# Are you 100% honest with your spouse during separation?



## Confused99 (Jul 29, 2010)

If you do things while separated that your spouse wouldnt like are you honest or is it your time to get those things out of your system? Do you keep quiet for the sake of salvaging your relationship or do you tell all in an effort to lay the foundation for a better relationship moving forward? 
I feel like if I keep secrets then our future relationship will be based on a false illusion but if I tell him then I run the risk of losing the entire relationship. I believe there should be honesty in a healthy functioning relationship but do you have to keep some things to yourself to maintain that? Especially under the circumstances of a separation?


----------



## lamaga (May 8, 2012)

Well, I think when a couple decides to separate that they need to set some ground rules. Is dating okay or not? Etc. If the rules are in place, then you don't have this problem unless you violate the rules.
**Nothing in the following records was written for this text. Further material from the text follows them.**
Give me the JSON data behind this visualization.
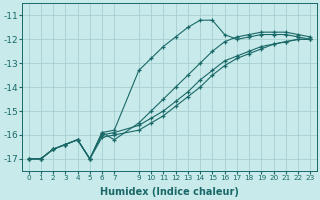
{
  "xlabel": "Humidex (Indice chaleur)",
  "background_color": "#c8eaea",
  "grid_color": "#a8d0d0",
  "line_color": "#1a6868",
  "xlim": [
    -0.5,
    23.5
  ],
  "ylim": [
    -17.5,
    -10.5
  ],
  "yticks": [
    -17,
    -16,
    -15,
    -14,
    -13,
    -12,
    -11
  ],
  "xticks": [
    0,
    1,
    2,
    3,
    4,
    5,
    6,
    7,
    9,
    10,
    11,
    12,
    13,
    14,
    15,
    16,
    17,
    18,
    19,
    20,
    21,
    22,
    23
  ],
  "lines": [
    {
      "x": [
        0,
        1,
        2,
        3,
        4,
        5,
        6,
        7,
        9,
        10,
        11,
        12,
        13,
        14,
        15,
        16,
        17,
        18,
        19,
        20,
        21,
        22,
        23
      ],
      "y": [
        -17.0,
        -17.0,
        -16.6,
        -16.4,
        -16.2,
        -17.0,
        -15.9,
        -15.8,
        -13.3,
        -12.8,
        -12.3,
        -11.9,
        -11.5,
        -11.2,
        -11.2,
        -11.8,
        -12.0,
        -11.9,
        -11.8,
        -11.8,
        -11.8,
        -11.9,
        -12.0
      ]
    },
    {
      "x": [
        0,
        1,
        2,
        3,
        4,
        5,
        6,
        7,
        9,
        10,
        11,
        12,
        13,
        14,
        15,
        16,
        17,
        18,
        19,
        20,
        21,
        22,
        23
      ],
      "y": [
        -17.0,
        -17.0,
        -16.6,
        -16.4,
        -16.2,
        -17.0,
        -15.9,
        -16.2,
        -15.5,
        -15.0,
        -14.5,
        -14.0,
        -13.5,
        -13.0,
        -12.5,
        -12.1,
        -11.9,
        -11.8,
        -11.7,
        -11.7,
        -11.7,
        -11.8,
        -11.9
      ]
    },
    {
      "x": [
        0,
        1,
        2,
        3,
        4,
        5,
        6,
        7,
        9,
        10,
        11,
        12,
        13,
        14,
        15,
        16,
        17,
        18,
        19,
        20,
        21,
        22,
        23
      ],
      "y": [
        -17.0,
        -17.0,
        -16.6,
        -16.4,
        -16.2,
        -17.0,
        -16.0,
        -15.9,
        -15.6,
        -15.3,
        -15.0,
        -14.6,
        -14.2,
        -13.7,
        -13.3,
        -12.9,
        -12.7,
        -12.5,
        -12.3,
        -12.2,
        -12.1,
        -12.0,
        -12.0
      ]
    },
    {
      "x": [
        0,
        1,
        2,
        3,
        4,
        5,
        6,
        7,
        9,
        10,
        11,
        12,
        13,
        14,
        15,
        16,
        17,
        18,
        19,
        20,
        21,
        22,
        23
      ],
      "y": [
        -17.0,
        -17.0,
        -16.6,
        -16.4,
        -16.2,
        -17.0,
        -16.1,
        -16.0,
        -15.8,
        -15.5,
        -15.2,
        -14.8,
        -14.4,
        -14.0,
        -13.5,
        -13.1,
        -12.8,
        -12.6,
        -12.4,
        -12.2,
        -12.1,
        -12.0,
        -12.0
      ]
    }
  ],
  "figsize": [
    3.2,
    2.0
  ],
  "dpi": 100
}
The problem is that NO ONE does this, and you end up with Ross and Rachel on a break, and we all know how that ended.

That wasn't very helpful, was it?


----------



## UpnDown (May 4, 2012)

lamaga said:


> _Well, I think when a couple decides to separate that they need to set some ground rules. Is dating okay or not? Et_c. If the rules are in place, then you don't have this problem unless you violate the rules.
> 
> The problem is that NO ONE does this, and you end up with Ross and Rachel on a break, and we all know how that ended.
> 
> That wasn't very helpful, was it?


Lol, I remember asking her that in the 3 weeks she was back. Her response. "You can do whatever you want".


----------



## Lon (Jun 6, 2011)

Why separated? To me, the whole point of separation is to do things without your spouse having to know every little thing you do. I wouldn't even call separated marriage partners spouses even. but I guess it depends all on the ground rules like lamaga said.


----------



## toolforgrowth (Apr 24, 2012)

My STBXW knew I didn't want her becoming physically involved with anyone else while separated. She did anyway and tried to hide it from me. I would have divorced her anyway, but that is the biggest determining factor in there being no chance of anything happening between the two of us ever again. Zero. She repulsed me. 
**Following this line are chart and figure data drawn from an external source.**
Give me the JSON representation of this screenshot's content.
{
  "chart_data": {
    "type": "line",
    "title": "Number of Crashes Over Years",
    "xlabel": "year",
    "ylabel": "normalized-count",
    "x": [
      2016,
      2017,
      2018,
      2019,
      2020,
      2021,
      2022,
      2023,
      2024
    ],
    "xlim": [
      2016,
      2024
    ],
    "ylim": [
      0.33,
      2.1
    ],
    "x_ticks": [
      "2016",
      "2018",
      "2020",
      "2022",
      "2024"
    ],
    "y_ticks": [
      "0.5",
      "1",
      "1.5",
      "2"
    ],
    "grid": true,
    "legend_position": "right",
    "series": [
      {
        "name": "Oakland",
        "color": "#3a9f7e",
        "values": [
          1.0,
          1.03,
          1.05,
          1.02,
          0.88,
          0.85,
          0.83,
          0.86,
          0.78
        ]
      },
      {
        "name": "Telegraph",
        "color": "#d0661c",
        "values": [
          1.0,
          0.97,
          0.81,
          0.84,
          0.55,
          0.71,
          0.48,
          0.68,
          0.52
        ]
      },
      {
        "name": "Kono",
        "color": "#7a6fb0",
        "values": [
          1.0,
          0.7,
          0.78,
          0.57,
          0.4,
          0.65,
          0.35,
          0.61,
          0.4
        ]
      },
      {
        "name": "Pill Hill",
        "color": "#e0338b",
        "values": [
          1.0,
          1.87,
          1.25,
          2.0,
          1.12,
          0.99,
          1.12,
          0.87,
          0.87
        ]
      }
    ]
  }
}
Not sure what you did that your spouse won't like, nor am I asking you to share. All I can say is be prepared to face the consequences of whatever actions you decide to make. Because of her actions, our family is irrevocably destroyed and I will never look back. Be prepared to accept that outcome yourself if you make a decision that would be life changing for you both.
_Posted via Mobile Device_


----------



## working_together (Oct 16, 2011)

Confused99 said:


> If you do things while separated that your spouse wouldnt like are you honest or is it your time to get those things out of your system? Do you keep quiet for the sake of salvaging your relationship or do you tell all in an effort to lay the foundation for a better relationship moving forward?
> I feel like if I keep secrets then our future relationship will be based on a false illusion but if I tell him then I run the risk of losing the entire relationship. I believe there should be honesty in a healthy functioning relationship but do you have to keep some things to yourself to maintain that? Especially under the circumstances of a separation?
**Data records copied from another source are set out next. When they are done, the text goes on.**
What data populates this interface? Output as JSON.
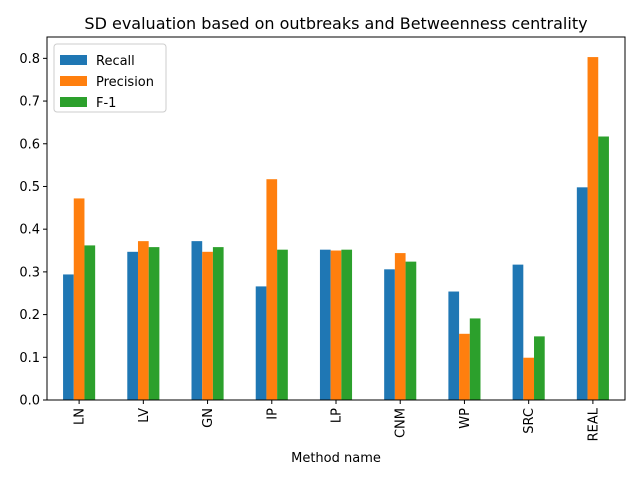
{
  "chart_data": {
    "type": "bar",
    "title": "SD evaluation based on outbreaks and Betweenness centrality",
    "xlabel": "Method name",
    "ylabel": "",
    "ylim": [
      0,
      0.85
    ],
    "yticks": [
      0.0,
      0.1,
      0.2,
      0.3,
      0.4,
      0.5,
      0.6,
      0.7,
      0.8
    ],
    "ytick_labels": [
      "0.0",
      "0.1",
      "0.2",
      "0.3",
      "0.4",
      "0.5",
      "0.6",
      "0.7",
      "0.8"
    ],
    "grid": false,
    "legend_position": "top-left",
    "categories": [
      "LN",
      "LV",
      "GN",
      "IP",
      "LP",
      "CNM",
      "WP",
      "SRC",
      "REAL"
    ],
    "series": [
      {
        "name": "Recall",
        "color": "#1f77b4",
        "values": [
          0.294,
          0.347,
          0.372,
          0.266,
          0.352,
          0.306,
          0.254,
          0.317,
          0.498
        ]
      },
      {
        "name": "Precision",
        "color": "#ff7f0e",
        "values": [
          0.472,
          0.372,
          0.347,
          0.517,
          0.35,
          0.344,
          0.155,
          0.099,
          0.803
        ]
      },
      {
        "name": "F-1",
        "color": "#2ca02c",
        "values": [
          0.362,
          0.358,
          0.358,
          0.352,
          0.352,
          0.324,
          0.191,
          0.149,
          0.617
        ]
      }
    ]
  }
}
Why do people separate if they plan on getting back together, just sounds plain dumb to me, it's dangerous I think. What if one of the couple starts dating someone etc. In my opinion you separate because you are done with the marriage and the next step is divorce.

just saying....


----------



## working_together (Oct 16, 2011)

lamaga said:


> Well, I think when a couple decides to separate that they need to set some ground rules. Is dating okay or not? Etc. If the rules are in place, then you don't have this problem unless you violate the rules.
> 
> The problem is that NO ONE does this, and you end up with Ross and Rachel on a break, and we all know how that ended.
> 
> That wasn't very helpful, was it?


But if people intend on getting back together, why are they allowed to date...to me it just sounds like an affair with permission....IDK


----------



## tacoma (May 1, 2011)

Confused99 said:


> If you do things while separated that your spouse wouldnt like are you honest or is it your time to get those things out of your system? Do you keep quiet for the sake of salvaging your relationship or do you tell all in an effort to lay the foundation for a better relationship moving forward?
> I feel like if I keep secrets then our future relationship will be based on a false illusion but if I tell him then I run the risk of losing the entire relationship. I believe there should be honesty in a healthy functioning relationship but do you have to keep some things to yourself to maintain that? Especially under the circumstances of a separation?


A healthy functioning relationship isn`t one where the participants are "separated".

The only point of separation is to distance yourself from your spouse so you can do things you don`t want to divulge to them in the first place.

It`s then easier to return to the relationship when it`s beneficial to you while keeping your secrets.

If you actually want a "healthy functioning" relationship end the separation.
It`s already creating problems that didn`t need to exist.


----------



## Emma1981 (Apr 29, 2010)

My husband and I are separated (we aren't even in the same state) and we did set ground rules ... I am 30, living in Las Vegas, not the worst looking person in the world and I would never step outside our marriage or do anything I wouldn't tell him. I "believe" he is doing the same.


----------